Manchmal habe ich Angst vor meiner eigenen Courage. Ich will und werde den Weg gehen. Aber es ist so unrealistisch. Jeder Schritt nach vorne ist ein Fest und ein Geschenk. Aber jeder Schritt nach vorne ist zugleich ein Abschied und ein Neuanfang. Mag ja sein, dass dem Anfang ein Zauber innewohnt (Hesse). Aber jeder Anfang bedeutet auch, sich auf etwas komplett Ungewisses einzulassen. 

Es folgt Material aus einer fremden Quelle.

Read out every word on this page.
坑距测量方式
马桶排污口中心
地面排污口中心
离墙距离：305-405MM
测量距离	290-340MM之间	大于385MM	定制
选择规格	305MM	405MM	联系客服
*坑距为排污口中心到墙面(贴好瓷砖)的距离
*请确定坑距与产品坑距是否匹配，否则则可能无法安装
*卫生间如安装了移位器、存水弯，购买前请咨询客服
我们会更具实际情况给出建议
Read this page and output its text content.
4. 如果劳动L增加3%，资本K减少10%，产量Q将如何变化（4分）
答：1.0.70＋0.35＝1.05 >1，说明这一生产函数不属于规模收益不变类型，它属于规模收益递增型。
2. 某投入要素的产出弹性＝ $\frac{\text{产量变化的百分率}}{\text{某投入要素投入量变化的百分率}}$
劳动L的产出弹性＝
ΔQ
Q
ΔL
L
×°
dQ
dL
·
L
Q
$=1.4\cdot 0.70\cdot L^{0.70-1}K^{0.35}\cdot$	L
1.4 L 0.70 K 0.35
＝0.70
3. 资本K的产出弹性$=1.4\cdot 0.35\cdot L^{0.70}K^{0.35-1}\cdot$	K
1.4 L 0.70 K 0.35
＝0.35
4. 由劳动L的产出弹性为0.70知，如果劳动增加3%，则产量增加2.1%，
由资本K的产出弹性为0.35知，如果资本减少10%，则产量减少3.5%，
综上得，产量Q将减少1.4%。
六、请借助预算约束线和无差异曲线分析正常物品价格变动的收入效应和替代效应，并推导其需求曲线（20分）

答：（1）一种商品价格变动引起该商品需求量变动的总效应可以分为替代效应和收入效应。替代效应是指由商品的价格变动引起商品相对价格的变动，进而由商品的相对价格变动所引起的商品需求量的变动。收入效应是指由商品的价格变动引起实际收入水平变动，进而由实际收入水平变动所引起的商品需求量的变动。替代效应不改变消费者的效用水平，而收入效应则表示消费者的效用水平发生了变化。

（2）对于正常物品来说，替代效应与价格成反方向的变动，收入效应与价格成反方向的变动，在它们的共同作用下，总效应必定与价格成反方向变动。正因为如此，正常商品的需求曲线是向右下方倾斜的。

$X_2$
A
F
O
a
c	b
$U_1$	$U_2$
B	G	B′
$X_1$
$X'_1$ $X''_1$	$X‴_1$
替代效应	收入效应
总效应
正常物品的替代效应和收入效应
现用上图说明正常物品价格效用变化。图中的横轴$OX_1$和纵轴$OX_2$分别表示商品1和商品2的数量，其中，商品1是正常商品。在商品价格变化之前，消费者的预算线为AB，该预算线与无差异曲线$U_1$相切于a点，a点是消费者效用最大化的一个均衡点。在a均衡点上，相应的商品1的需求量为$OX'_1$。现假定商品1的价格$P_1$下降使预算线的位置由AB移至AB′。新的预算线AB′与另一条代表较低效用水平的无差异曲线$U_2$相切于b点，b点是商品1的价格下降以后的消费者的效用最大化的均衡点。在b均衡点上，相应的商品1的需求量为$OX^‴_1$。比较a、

Viele Jahre habe ich mich davor gedrückt, diesen Weg zu gehen. Weil ich Angst hatte vor dem was kommt. Angst vor der Reaktion meiner Mitmenschen. Angst davor, dass ich nicht die Kraft dafür habe. Angst, dass ich es nicht schaffe. Angst, dass es womöglich falsch ist. Angst, dass irgend etwas schiefgeht. Angst vor mir selbst. 

Ich glaube, Angst ist normal und okay. Und sie zu ignorieren, wäre absolut dumm. Aber noch dümmer wäre, wenn Angst das Leben blockiert und jegliche Neuerung verhindert. Ich empfinde Angst ähnlich wie Schmerz: als Warnsignal. Ich gehöre zu den Leuten, die auch ungern Schmerzmittel nehmen. Wenn ich Schmerzen empfinde, dann versuche ich sie liebevoll anzunehmen, sie den Körper nicht dominieren zu lassen aber zu sehen, dass da etwas im Körper geschieht (eine Verletzung, die heilen muss; ein Impuls, der mich verlangsamt und innehalten lässt, um diesem Prozess Zeit zu geben). 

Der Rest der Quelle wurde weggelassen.